Deputy prime minister draws up plan – with high-density, mixed-use development at top of agenda
Deputy prime minister John Prescott this week set out a plan for the Northern Way, his vision to regenerate the north of England.
The latest ambitious proposal aims to narrow the £29bn prosperity gap between the North and the rest of England.
Rather than a continuous swathe of development along the M62, Prescott charged eight major conurbations to prepare growth strategies to fit in with his wider “new urbanist” agenda of creating high-density mixed-use communities as well as turning around areas of housing market failure.
The eight areas are Leeds, Greater Manchester, Merseyside, Sheffield, Hull and Humber, Tyne & Wear, Central Lancashire and Tees Valley.
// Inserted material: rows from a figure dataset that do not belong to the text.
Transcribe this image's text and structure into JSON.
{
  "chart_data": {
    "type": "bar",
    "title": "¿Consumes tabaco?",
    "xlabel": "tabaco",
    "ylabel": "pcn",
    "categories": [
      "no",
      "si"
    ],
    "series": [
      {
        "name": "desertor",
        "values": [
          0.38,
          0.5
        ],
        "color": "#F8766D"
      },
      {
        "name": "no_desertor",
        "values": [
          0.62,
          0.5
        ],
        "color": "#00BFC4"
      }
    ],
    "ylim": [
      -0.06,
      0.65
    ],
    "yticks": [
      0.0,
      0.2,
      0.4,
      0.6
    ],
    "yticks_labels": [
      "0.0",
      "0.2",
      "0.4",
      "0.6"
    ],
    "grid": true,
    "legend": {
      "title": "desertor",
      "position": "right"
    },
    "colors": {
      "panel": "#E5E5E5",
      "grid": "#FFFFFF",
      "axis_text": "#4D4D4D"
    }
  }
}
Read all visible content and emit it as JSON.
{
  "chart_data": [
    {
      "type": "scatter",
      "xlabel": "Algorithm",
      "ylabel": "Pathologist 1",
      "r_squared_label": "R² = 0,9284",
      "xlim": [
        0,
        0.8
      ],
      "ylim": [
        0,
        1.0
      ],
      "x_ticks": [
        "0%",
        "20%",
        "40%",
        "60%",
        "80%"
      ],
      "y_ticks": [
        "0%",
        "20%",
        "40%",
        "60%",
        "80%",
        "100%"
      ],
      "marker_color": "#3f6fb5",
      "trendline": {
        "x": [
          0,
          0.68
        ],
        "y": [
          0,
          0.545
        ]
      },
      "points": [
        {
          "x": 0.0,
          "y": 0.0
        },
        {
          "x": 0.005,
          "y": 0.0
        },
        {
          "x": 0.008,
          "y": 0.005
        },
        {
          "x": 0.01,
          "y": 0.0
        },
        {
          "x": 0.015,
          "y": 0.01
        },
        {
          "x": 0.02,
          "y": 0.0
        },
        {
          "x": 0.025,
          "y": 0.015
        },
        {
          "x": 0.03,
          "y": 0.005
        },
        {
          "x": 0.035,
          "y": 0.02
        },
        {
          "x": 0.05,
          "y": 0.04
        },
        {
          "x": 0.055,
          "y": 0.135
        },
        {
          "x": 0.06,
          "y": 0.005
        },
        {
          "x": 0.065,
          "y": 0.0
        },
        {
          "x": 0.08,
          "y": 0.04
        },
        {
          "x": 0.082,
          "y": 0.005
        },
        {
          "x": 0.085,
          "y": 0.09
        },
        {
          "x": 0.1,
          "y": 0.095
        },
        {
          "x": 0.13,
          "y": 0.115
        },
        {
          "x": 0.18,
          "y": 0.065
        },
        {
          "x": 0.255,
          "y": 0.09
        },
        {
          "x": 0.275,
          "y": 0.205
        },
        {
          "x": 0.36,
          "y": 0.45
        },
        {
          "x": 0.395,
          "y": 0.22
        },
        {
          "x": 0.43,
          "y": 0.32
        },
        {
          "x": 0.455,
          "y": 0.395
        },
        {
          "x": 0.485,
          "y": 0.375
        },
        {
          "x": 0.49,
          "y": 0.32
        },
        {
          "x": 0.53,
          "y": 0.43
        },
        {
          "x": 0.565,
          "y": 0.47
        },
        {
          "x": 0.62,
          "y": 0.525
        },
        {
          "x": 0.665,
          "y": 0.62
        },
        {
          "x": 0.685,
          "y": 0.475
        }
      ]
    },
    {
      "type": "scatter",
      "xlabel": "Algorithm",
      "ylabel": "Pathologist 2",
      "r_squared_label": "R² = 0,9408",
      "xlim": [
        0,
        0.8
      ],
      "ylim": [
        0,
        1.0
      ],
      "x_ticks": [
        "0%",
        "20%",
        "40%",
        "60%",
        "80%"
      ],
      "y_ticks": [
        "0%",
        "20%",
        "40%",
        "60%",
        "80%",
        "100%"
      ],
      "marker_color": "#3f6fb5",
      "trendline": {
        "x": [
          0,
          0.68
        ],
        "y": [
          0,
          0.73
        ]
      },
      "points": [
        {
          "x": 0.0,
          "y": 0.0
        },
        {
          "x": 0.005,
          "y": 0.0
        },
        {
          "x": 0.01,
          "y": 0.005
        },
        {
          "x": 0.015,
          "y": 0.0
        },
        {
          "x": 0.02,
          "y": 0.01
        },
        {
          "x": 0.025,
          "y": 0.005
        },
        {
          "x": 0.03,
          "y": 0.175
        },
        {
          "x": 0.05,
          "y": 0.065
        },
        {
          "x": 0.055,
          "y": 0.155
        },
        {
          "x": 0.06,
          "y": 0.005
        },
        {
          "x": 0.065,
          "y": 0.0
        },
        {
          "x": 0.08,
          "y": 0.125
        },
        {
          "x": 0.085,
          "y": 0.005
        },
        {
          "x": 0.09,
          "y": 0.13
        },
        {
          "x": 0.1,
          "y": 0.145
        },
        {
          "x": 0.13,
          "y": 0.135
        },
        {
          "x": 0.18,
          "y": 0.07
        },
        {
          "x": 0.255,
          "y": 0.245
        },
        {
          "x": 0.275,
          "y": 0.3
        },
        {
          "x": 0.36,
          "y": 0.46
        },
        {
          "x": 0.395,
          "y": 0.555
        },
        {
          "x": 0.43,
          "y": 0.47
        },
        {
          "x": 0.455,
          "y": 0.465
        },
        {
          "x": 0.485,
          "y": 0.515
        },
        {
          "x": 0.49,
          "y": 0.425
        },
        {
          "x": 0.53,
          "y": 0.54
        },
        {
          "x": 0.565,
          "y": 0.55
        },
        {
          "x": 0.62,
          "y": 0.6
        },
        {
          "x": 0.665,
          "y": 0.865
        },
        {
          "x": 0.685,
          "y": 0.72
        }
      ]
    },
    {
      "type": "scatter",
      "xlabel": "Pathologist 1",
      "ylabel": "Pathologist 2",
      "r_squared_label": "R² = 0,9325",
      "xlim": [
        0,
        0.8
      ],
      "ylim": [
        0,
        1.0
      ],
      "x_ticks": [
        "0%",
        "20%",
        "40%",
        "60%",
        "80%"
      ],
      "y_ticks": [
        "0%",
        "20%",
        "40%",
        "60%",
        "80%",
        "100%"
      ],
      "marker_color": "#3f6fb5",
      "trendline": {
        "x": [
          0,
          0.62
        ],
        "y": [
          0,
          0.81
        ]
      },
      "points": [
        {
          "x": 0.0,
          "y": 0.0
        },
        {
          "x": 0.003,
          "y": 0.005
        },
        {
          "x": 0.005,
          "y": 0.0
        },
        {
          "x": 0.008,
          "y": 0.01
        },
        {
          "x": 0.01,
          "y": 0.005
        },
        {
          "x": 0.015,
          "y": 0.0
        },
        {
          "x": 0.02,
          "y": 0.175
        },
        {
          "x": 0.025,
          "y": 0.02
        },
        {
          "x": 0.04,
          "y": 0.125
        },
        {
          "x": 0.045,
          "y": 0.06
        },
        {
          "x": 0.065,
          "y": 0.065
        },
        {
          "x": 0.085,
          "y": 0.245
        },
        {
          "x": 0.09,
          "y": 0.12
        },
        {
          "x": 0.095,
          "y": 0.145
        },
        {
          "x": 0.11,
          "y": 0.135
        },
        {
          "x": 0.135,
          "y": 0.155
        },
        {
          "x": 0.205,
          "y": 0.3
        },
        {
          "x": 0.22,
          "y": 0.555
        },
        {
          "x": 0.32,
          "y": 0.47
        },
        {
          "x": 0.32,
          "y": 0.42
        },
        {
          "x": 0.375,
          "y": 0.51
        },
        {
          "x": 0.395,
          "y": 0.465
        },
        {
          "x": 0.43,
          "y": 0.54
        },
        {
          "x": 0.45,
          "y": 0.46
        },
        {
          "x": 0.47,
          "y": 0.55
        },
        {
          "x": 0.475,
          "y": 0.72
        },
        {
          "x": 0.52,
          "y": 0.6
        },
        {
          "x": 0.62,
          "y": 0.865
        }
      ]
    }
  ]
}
The Northern Way steering group also recommended:
This is the first ever combined growth strategy for the great northern regions
- A £100m fund to put in place development frameworks, on top of the £7bn already earmarked for the North
- Helping 100,000 more people back to work by 2014 via six northern pilot schemes to widen the help available to the long-term unemployed in the North
- Targets to be delivered next March for affordable homes as a proportion of all housing schemes
- Improving the Manchester–Leeds rail link
- Setting up key “clusters” of economic development: chemicals, food and drink, energy and environmental technologies, advanced engineering, financial and professional services
- A Northern Airports Access Plan to improve the area’s airports.
Prescott said the Northern Way agenda was a “milestone”. He said: “This is the first time there’s ever been a combined growth strategy for the three great northern regions. The North-east, Yorkshire and the North-west have 14.5 million people – that’s double the size of London.”
The steering group, chaired by Sir Graham Hall, has worked over the past six months to produce the report. The three northern regional development agencies – One North East, the North West Development Agency and Yorkshire Forward – will now join forces to set up a delivery team to implement the plans.
The RDAs will each be asked to produce regional spatial strategies for the next 15-20 years’ worth of development. The strategies will look at which areas could become new housing market renewal pathfinders, which are growth areas to be developed – particularly city centres – and how private finance could be employed in the region.